Yasha was a much more interesting character. He’s younger, in his last year of school and has lived with his father above the bakery his father runs in Brooklyn from the time he was small. His mother was supposed to follow them from Russia but has never appeared, always making excuses and then disappearing entirely. Yasha’s father has something wrong with his heart, so when Yasha learns something rather surprising, he chooses to keep it from his father rather than upset him. When his father dies overseas whilst they are in Moscow, Yasha decides to make good on one of his father’s wishes, choosing to bury him at the ‘top of the world’ which is how he and Frances come to meet, when Yasha arrives to bury his father’s body.

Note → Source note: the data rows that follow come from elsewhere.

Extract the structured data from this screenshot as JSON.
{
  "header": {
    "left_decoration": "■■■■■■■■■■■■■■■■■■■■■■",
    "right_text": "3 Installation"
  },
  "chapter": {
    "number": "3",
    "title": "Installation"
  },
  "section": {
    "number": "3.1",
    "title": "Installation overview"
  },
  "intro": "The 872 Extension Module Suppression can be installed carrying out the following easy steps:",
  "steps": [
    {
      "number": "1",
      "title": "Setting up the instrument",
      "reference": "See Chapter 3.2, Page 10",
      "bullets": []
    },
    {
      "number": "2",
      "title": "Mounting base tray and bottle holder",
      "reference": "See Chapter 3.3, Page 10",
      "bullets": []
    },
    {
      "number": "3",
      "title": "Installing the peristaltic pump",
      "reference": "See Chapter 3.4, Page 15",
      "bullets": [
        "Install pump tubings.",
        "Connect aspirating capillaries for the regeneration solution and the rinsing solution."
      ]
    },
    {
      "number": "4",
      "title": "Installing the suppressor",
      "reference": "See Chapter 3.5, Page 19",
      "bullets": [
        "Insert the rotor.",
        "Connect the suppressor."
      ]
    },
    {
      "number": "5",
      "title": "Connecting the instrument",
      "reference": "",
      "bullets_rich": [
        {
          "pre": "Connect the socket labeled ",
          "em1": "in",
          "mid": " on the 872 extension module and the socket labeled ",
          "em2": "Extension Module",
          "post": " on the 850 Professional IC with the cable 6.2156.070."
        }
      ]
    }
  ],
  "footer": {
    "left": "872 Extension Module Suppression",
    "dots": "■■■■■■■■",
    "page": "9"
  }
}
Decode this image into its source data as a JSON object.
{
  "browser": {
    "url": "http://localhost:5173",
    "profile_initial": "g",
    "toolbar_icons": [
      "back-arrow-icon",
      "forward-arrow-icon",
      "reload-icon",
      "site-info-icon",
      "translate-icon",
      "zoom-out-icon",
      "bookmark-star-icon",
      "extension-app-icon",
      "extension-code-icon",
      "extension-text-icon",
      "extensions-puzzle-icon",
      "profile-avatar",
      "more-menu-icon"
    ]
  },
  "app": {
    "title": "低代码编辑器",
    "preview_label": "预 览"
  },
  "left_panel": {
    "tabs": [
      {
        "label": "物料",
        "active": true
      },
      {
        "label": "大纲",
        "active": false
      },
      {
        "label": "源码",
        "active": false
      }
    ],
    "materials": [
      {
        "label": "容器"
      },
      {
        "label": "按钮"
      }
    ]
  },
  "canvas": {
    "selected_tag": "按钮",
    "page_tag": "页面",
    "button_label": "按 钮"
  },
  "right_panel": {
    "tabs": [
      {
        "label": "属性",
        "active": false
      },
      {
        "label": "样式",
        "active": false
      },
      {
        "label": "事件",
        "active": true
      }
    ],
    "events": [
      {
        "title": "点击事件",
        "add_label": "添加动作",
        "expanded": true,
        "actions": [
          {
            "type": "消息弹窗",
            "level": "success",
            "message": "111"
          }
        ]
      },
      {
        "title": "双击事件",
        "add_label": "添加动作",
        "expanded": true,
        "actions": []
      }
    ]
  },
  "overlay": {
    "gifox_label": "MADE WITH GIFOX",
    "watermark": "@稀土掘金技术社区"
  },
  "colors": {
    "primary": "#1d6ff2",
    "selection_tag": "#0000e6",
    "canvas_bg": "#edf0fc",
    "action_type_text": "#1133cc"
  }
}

And this is where the story kind of lost me a little bit. I really liked the character of Yasha and I felt desperately sorry for him in his grief and his predicament. Carrying out something like this at such a young age would be very hard and he has the added complication of the resurfacing of his mother, who was a character I struggled with. Yasha needed a lot of things, but the relationship with Frances that developed struck me as a bit strange. It happens very, very fast, there’s no development, there’s no chemistry. Actually, there’s barely an interaction. It seemed very jarring when it did happen, not in the least because Yasha isn’t even eighteen yet.
The descriptions are very beautiful and if you haven’t googled Lofoten, then I suggest you do so because there are some utterly stunning pictures of scenery from the islands. I think the book gave quite a good picture of the surroundings and the conditions (the beach scene in particular) and the descriptions of the journeys to and from the islands are very good too but I would’ve liked to read more about Frances’ feelings living in a place where the sun is always out. They keep strange hours but there’s no real account of how she feels about this, what the impact is on her of the lifestyle and her thoughts and feelings. To be honest, Frances doesn’t seem to have too many feelings about anything, despite her claim at the end of the book. She seems pretty emotionless about everything around her, like she’s just going through the motions of life. Yasha seemed more concerned about hooking up with Frances than much about the scenery around him but perhaps that was just his way of coping with his grief and it doesn’t matter to him whether the sun is out 24hrs a day or not at all.
This one was a mixed bag. Huge ticks for the unusual, remote location which was new to me and very enjoyable and Yasha was a positive as well. However Frances didn’t really work for me and a lot of her narration was very disappointing.
Book #109 of 2015
The Sunlit Night is book #1 of my Around the World in 12 Books Challenge. We visited Norway/the Arctic Circle.